Problem: You are given row x col grid representing a map where grid[i][j] = 1 represents land and grid[i][j] = 0 represents water.

Grid cells are connected horizontally/vertically (not diagonally). The grid is completely surrounded by water, and there is exactly one island (i.e., one or more connected land cells).

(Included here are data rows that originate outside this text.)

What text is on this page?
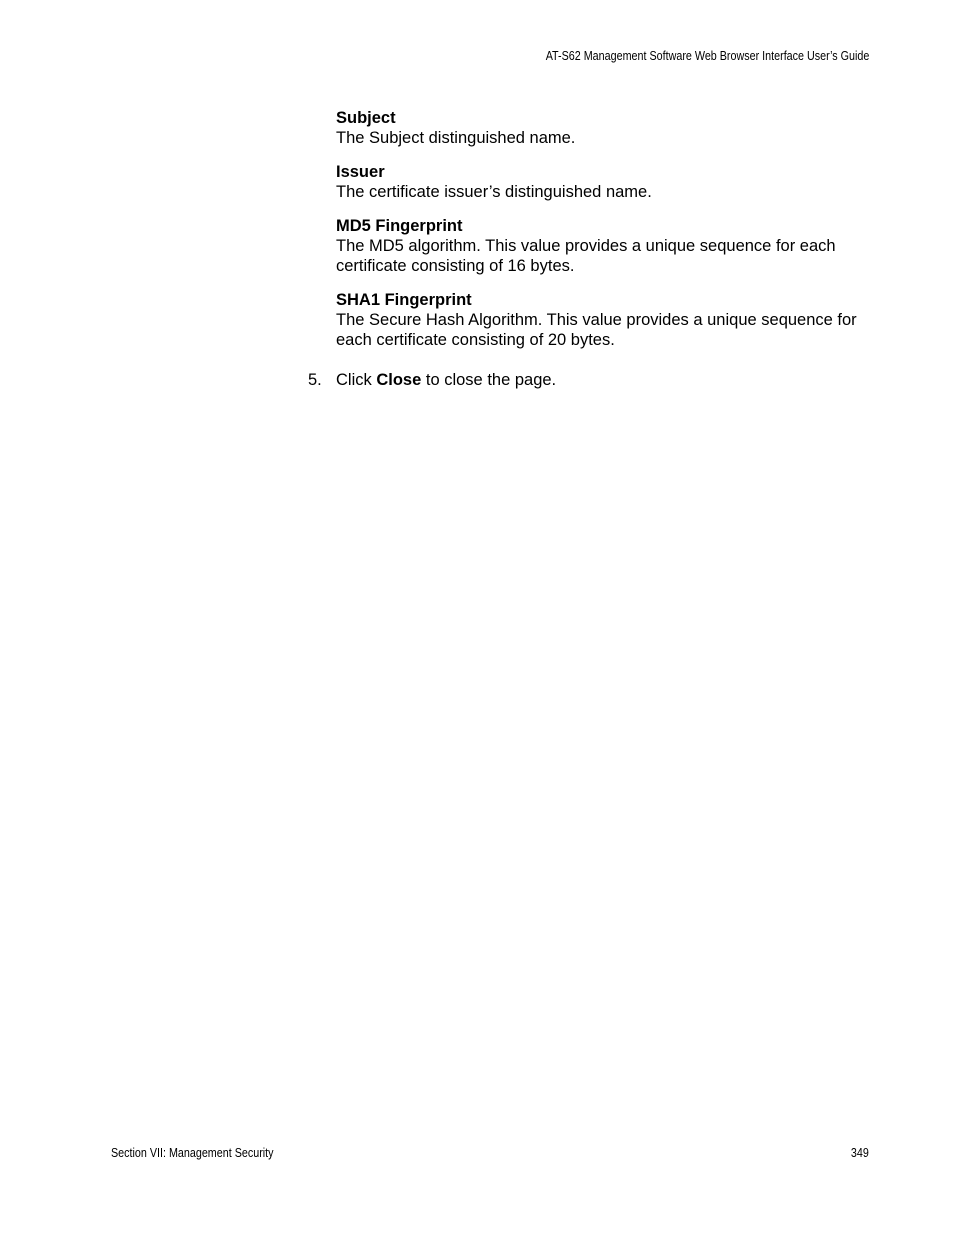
AT-S62 Management Software Web Browser Interface User’s Guide
Subject
The Subject distinguished name.
Issuer
The certificate issuer’s distinguished name.
MD5 Fingerprint
The MD5 algorithm. This value provides a unique sequence for each certificate consisting of 16 bytes.
SHA1 Fingerprint
The Secure Hash Algorithm. This value provides a unique sequence for each certificate consisting of 20 bytes.
5. Click Close to close the page.
Section VII: Management Security	349
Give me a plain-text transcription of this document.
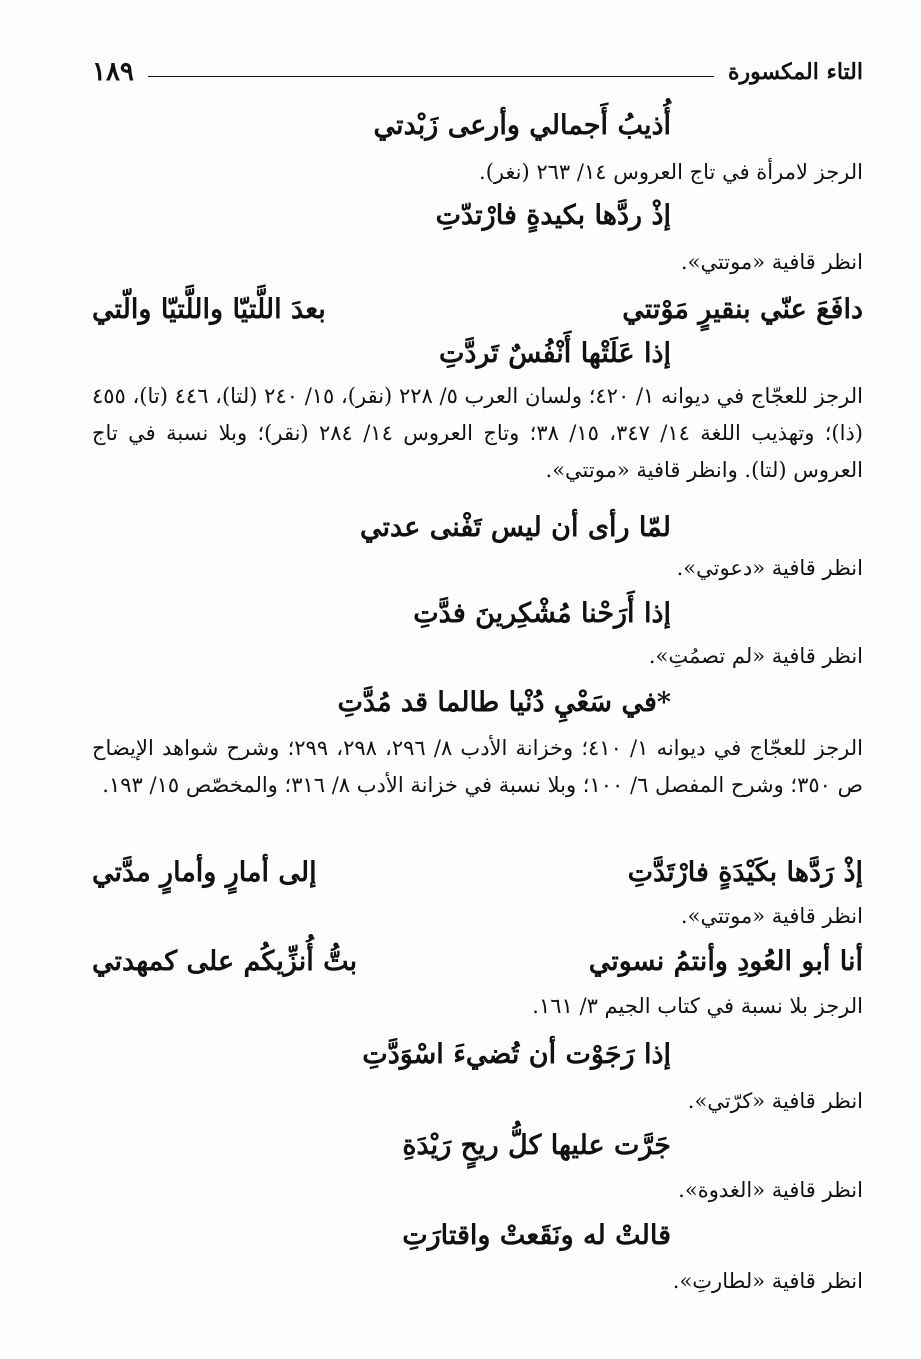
التاء المكسورة
١٨٩
أُذيبُ أَجمالي وأرعى زَبْدتي
الرجز لامرأة في تاج العروس ١٤/ ٢٦٣ (نغر).
إذْ ردَّها بكيدةٍ فارْتدّتِ
انظر قافية «موتتي».
دافَعَ عنّي بنقيرٍ مَوْتتي
بعدَ اللَّتيّا واللَّتيّا والّتي
إذا عَلَتْها أَنْفُسٌ تَردَّتِ
الرجز للعجّاج في ديوانه ١/ ٤٢٠؛ ولسان العرب ٥/ ٢٢٨ (نقر)، ١٥/ ٢٤٠ (لتا)، ٤٤٦ (تا)، ٤٥٥ (ذا)؛ وتهذيب اللغة ١٤/ ٣٤٧، ١٥/ ٣٨؛ وتاج العروس ١٤/ ٢٨٤ (نقر)؛ وبلا نسبة في تاج العروس (لتا). وانظر قافية «موتتي».
لمّا رأى أن ليس تَفْنى عدتي
انظر قافية «دعوتي».
إذا أَرَحْنا مُشْكِرينَ فدَّتِ
انظر قافية «لم تصمُتِ».
*في سَعْيِ دُنْيا طالما قد مُدَّتِ
الرجز للعجّاج في ديوانه ١/ ٤١٠؛ وخزانة الأدب ٨/ ٢٩٦، ٢٩٨، ٢٩٩؛ وشرح شواهد الإيضاح ص ٣٥٠؛ وشرح المفصل ٦/ ١٠٠؛ وبلا نسبة في خزانة الأدب ٨/ ٣١٦؛ والمخصّص ١٥/ ١٩٣.
إذْ رَدَّها بكَيْدَةٍ فارْتَدَّتِ
إلى أمارٍ وأمارٍ مدَّتي
انظر قافية «موتتي».
أنا أبو العُودِ وأنتمُ نسوتي
بتُّ أُنزِّيكُم على كمهدتي
الرجز بلا نسبة في كتاب الجيم ٣/ ١٦١.
إذا رَجَوْت أن تُضيءَ اسْوَدَّتِ
انظر قافية «كرّتي».
جَرَّت عليها كلُّ ريحٍ رَيْدَةِ
انظر قافية «الغدوة».
قالتْ له ونَقَعتْ واقتارَتِ
انظر قافية «لطارتِ».
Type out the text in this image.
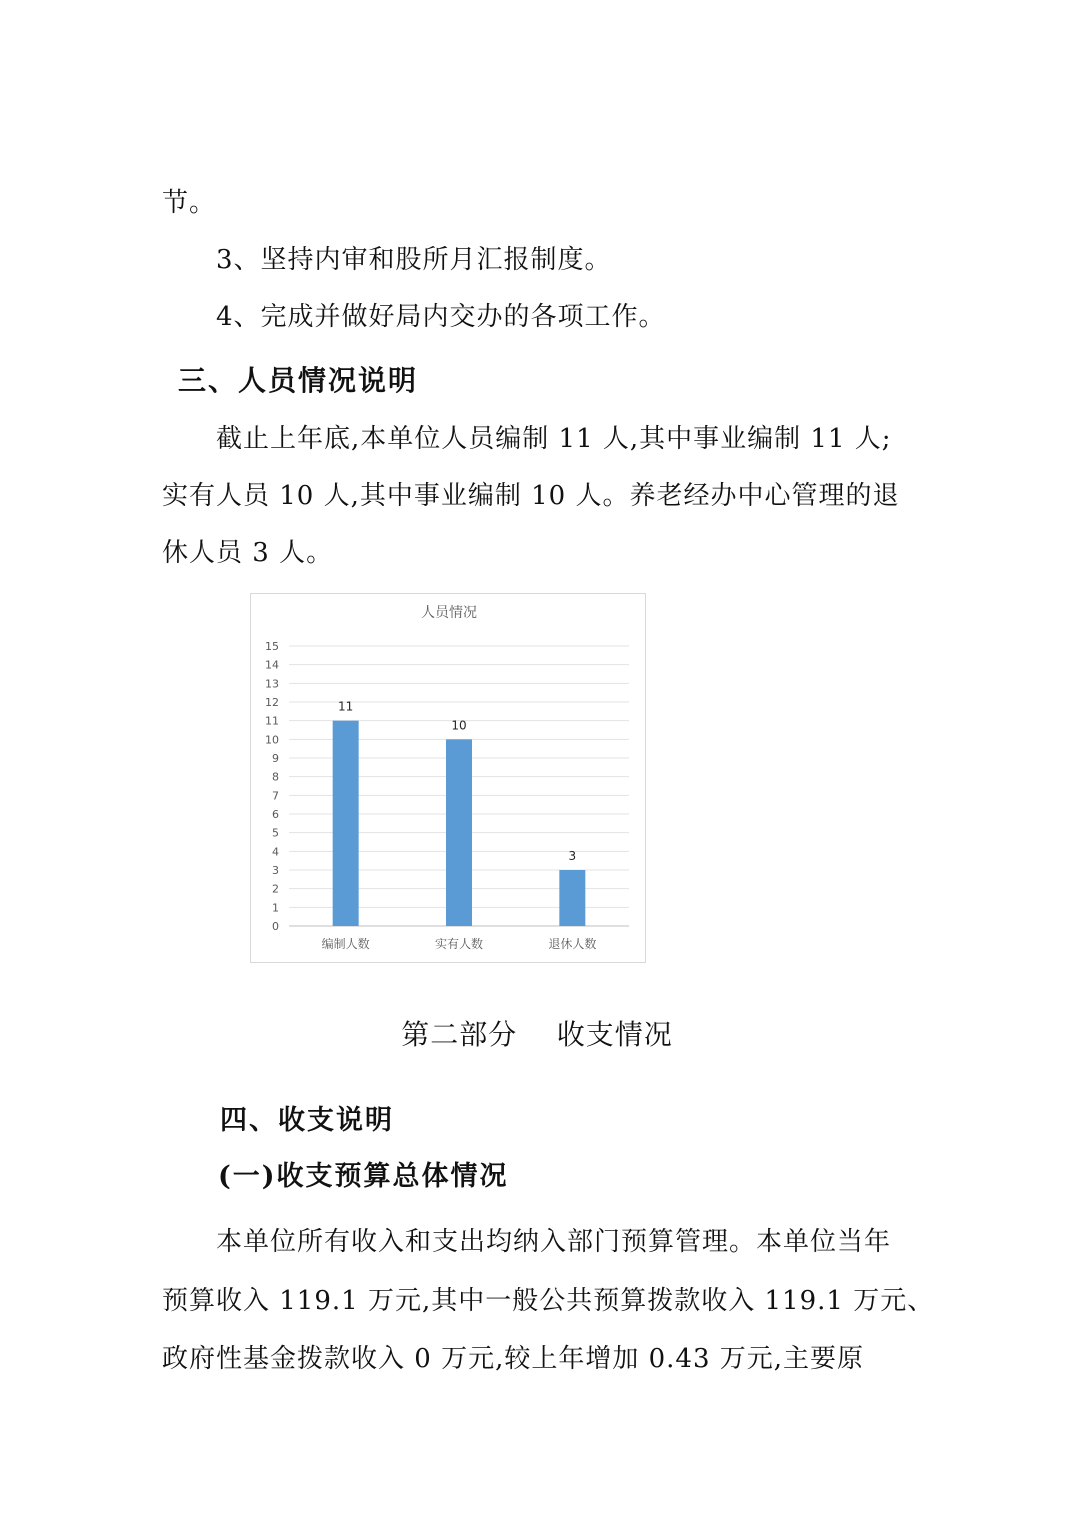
节。
3、坚持内审和股所月汇报制度。
4、完成并做好局内交办的各项工作。
三、人员情况说明
截止上年底,本单位人员编制 11 人,其中事业编制 11 人;
实有人员 10 人,其中事业编制 10 人。养老经办中心管理的退
休人员 3 人。
人员情况
0
1
2
3
4
5
6
7
8
9
10
11
12
13
14
15
11
编制人数
10
实有人数
3
退休人数
第二部分    收支情况
四、收支说明
(一)收支预算总体情况
本单位所有收入和支出均纳入部门预算管理。本单位当年
预算收入 119.1 万元,其中一般公共预算拨款收入 119.1 万元、
政府性基金拨款收入 0 万元,较上年增加 0.43 万元,主要原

The island doesn't have "lakes", meaning the water inside isn't connected to the water around the island. One cell is a square with side length 1. The grid is rectangular, width and height don't exceed 100. Determine the perimeter of the island.

Example:

Input: grid = [[0,1,0,0],[1,1,1,0],[0,1,0,0],[1,1,0,0]]
Output: 16
Explanation: The perimeter is the 16 yellow stripes in the image above.

Input: grid = [[1]]
Output: 4

Input: grid = [[1,0]]
Output: 4

Constraints:

• row == grid.length
• col == grid[i].length
• 1 <= row, col <= 100
• grid[i][j] is 0 or 1.
• There is exactly one island in grid.

Approach: If a cell is land then its contribution to island's perimeter is 4 initially. In case of any land neighbour cell of current cell means from the current cell one side is gone which was part of perimeter of the island so we need to subtract 1 from the perimeter. With this intuition we can have following approach:

• FOR i = 0 to rows
• FOR j = 0 to cols
• IF grid[i][j] == 1
• perimeter = perimeter + 4
• IF left cell is 1 
• perimenter = perimeter - 1
• IF right cell is 1 
• perimenter = perimeter - 1
• IF up cell is 1 
• perimenter = perimeter - 1
• IF down cell is 1 
• perimenter = perimeter - 1

Implementation in C#:

    public int IslandPerimeter(int[][] grid) 

    {

        int rows = grid?.Length ?? 0;

        if (rows == 0)

        {

            return 0;

        }

        int cols = grid[0].Length;

        int perimeter = 0;

        for (int i = 0; i < rows; ++i)

        {

            for (int j = 0; j < cols; ++j)

            {

                if (grid[i][j] == 1)

                {

                    perimeter += 4;

                    // Left neighbour

                    if (j - 1 >= 0 && grid[i][j -1] == 1)

                    {

                        --perimeter;

                    }

                    // Right neighbour

                    if (j + 1 < cols && grid[i][j + 1] == 1)

                    {

                        --perimeter;

                    }

                    // Up neighbour

                    if (i - 1 >= 0 && grid[i - 1][j] == 1)

                    {

                        --perimeter;

                    }

                    // Down neighbour

                    if (i + 1 < rows && grid[i + 1][j] == 1)

                    {

                        --perimeter;

                    }

                }

            }

        }

        return perimeter;

    }

Complexity: O(m * n) where m is number of rows and n is number of columns.